Another variety is the Utagoe kissa, which are cafes where people gather to sing songs that are usually associated with the leftist movement. These songs were used to protest against war, discrimination, poor working conditions and turbulent days. Of course, most of the Utagoe kissa have closed down to make way for karaoke bars. But there are still a few hidden away in the streets of Tokyo and people still visit them to reminisce and sing along to Showa folklore.
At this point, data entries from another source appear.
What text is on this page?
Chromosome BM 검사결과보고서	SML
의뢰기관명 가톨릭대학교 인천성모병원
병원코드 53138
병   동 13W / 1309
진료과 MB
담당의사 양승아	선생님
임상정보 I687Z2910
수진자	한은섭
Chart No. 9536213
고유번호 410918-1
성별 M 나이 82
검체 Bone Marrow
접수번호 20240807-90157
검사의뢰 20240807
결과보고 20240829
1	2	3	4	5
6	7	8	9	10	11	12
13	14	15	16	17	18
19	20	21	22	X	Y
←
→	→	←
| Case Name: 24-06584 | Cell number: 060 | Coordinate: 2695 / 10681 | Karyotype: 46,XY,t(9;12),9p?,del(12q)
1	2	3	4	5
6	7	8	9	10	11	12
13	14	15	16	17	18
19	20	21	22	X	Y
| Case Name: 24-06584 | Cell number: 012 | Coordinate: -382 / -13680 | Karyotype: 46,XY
A portal to the good old days

In a rapidly changing world, we sometimes feel the need to look back and seek comfort in familiarity. To the older Japanese generation, stepping into a Showa-era coffee shop is like entering a time machine that transports them to the past. The dim lighting, sturdy old-fashioned seats and Napolitan pasta all evoke a blissful sense of nostalgia. In fact, the Japanese even have a word to describe this happiness associated with nostalgia — Natsukashii.

The golden years of the traditional Japanese kissaten are long gone and their presence is slowly fading from the coffee landscape of Japan as hipster cafes take over. The few ones that are still open for business are hidden gems of Japan.

Facade Of Cafe de l'ambre

Shopfront of Cafe de l'ambre. (Photo from: Bex Walton/CC BY-SA 2.0 via Flickr)

One such legendary coffee shop is Cafe de l'ambre, one of the oldest in Tokyo with a history dating back to 1948. Just like the typical old-school kissaten, their attention to detail is impeccable. Ichiro Sekiguchi, the founder, was obsessed in the pursuit of making the perfect brew. Not only did he hand-pick the cafe’s wide selection of beans and roast them every morning, but he also meticulously selected the cups and had the ashtrays custom-made.

At Cafe de l'ambre, they sell only coffee and coffee desserts. That is the extent of Sekiguchi’s passion. Sadly, he passed away at the grand age of 103 in 2018. 

Fortunately, the legacy of this historically rich kissaten is now upheld by baristas who have worked side by side with Ichiro Sekiguchi and the coffee they serve is still excellent. One of these baristas is Fujihiko Hayashi, the nephew of Ichiro Sekiguchi, who is every bit as passionate about coffee.

As many of these old coffee shops are family-run businesses, their fates to cessation are sealed if the younger generation does not take an interest in them. Thankfully, because of a growing community of dedicated younger baristas such as Fujihiko Hayashi, we can still enjoy the old-world charm of a kissaten for now.